But this is not all. He connects our future personal existence with Himself. He said on a great occasion, "I am the Resurrection and the Life." Martha, in speaking of her dead brother to our Lord, said, “I know that he shall rise again." Christ replied to this by directing her mind to the only true and sufficient ground of the future existence of her

brother. And what He said turns into a certainty the probability of the philosophical arguments for the soul's continuous existence, and reveals the adequate basis of a grand and inspiring fath in personal immortality. "I am the Resurrection and the Life; he that believeth in Me, though he die, yet shall he live; and whosoever liveth and believeth on Me, shall never die." On another great occasion Christ said, "Because I live, ye shall live also."

His

And then, again, our Lord's Resurrection secures ours. It is not an isolated fact, like the Resurrection of the daughter of Jairus, and that of the only son of the widow of Nain, and that of Lazarus.
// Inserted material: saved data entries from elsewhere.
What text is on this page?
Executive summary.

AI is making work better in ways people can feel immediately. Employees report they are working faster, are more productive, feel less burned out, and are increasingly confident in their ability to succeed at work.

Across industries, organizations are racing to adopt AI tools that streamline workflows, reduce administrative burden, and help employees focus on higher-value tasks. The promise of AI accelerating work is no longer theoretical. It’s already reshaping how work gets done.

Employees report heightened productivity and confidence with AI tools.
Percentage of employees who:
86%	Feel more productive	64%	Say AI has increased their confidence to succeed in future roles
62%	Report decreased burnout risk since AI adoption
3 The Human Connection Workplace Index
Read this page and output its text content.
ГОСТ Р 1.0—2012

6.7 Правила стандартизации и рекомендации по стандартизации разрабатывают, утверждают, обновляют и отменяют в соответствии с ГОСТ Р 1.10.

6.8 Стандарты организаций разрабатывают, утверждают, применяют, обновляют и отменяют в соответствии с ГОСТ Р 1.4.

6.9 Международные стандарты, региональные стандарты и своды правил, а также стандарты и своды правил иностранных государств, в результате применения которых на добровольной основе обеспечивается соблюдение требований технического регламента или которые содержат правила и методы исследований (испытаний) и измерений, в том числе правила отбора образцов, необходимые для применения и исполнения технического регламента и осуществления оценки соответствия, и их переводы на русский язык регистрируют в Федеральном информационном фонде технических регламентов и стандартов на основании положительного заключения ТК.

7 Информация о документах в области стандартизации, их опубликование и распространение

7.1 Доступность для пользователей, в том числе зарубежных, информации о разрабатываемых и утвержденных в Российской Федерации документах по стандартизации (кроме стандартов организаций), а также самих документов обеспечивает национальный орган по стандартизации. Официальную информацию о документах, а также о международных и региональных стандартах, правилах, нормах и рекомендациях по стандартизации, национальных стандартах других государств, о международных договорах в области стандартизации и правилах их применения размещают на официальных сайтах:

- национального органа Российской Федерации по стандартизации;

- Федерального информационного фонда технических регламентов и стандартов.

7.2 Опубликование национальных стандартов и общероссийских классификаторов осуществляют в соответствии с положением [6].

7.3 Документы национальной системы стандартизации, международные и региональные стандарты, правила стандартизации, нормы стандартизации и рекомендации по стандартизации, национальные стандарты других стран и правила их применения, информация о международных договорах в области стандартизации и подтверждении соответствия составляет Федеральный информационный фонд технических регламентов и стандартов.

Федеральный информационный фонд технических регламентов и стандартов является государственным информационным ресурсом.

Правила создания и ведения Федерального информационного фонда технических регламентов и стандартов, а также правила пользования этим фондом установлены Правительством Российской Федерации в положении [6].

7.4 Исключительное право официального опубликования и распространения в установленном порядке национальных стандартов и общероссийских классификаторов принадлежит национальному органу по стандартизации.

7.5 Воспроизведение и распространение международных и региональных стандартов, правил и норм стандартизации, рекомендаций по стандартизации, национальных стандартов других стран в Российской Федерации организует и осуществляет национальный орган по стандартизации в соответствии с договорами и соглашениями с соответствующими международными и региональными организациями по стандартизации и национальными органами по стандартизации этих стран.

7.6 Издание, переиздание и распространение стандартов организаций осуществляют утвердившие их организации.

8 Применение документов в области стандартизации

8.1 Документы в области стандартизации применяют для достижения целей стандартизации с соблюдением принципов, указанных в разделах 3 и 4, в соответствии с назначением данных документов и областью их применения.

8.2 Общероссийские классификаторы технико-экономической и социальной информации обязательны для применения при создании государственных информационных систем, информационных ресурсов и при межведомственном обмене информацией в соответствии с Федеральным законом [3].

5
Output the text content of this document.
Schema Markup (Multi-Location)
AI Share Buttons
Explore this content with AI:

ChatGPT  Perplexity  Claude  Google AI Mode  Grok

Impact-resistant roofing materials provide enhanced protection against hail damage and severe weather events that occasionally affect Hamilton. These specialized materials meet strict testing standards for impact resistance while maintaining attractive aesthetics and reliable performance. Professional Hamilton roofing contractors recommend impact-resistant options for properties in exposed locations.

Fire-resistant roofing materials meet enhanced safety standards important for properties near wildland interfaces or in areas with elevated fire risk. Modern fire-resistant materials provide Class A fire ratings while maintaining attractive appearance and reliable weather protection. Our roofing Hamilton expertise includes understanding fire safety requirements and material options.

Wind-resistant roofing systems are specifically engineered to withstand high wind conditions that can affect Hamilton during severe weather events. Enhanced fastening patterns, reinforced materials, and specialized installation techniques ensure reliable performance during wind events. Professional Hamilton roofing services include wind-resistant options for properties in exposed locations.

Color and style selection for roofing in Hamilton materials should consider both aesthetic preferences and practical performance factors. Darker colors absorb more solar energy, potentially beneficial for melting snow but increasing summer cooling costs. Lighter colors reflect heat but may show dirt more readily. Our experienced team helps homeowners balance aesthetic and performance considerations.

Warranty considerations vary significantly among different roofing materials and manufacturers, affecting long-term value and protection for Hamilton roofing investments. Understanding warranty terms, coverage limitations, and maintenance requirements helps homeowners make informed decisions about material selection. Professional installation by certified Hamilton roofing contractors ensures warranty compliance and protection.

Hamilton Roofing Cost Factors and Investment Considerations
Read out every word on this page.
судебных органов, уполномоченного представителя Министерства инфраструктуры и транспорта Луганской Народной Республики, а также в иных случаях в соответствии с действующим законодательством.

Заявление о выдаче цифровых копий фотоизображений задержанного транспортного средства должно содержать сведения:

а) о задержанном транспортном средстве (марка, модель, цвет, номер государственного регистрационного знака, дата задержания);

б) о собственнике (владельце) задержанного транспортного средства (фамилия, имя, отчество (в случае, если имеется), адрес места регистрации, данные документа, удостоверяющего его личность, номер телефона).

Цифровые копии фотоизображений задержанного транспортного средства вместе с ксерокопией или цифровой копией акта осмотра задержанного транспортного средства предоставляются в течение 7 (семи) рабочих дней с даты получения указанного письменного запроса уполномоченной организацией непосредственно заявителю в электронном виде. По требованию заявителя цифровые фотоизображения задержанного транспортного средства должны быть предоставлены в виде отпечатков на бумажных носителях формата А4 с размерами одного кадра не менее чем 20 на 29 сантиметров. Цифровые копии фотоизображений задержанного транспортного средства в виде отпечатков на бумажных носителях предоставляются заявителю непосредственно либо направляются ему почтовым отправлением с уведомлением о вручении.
Christ's Resurrection has a vital connection with every member of the human race. Resurrection and ours are connected, in the revelation of the New Testament, as cause and effect, as root and fruit. This is the doctrine of the magnificent words of the Apostle Paul: "But now hath Christ been raised from the dead, the first-fruits of them that are asleep. For since by man came death, by man came also the resurrection of the dead. For as in Adam all die, so also in Christ shall all be made alive. But each man in his own order. Christ the first-fruits, then they that are Christ's at his coming." In the Resurrection of Christ we have the only adequate reason, and the unclouded revelation, of personal immortality. Men shall live again.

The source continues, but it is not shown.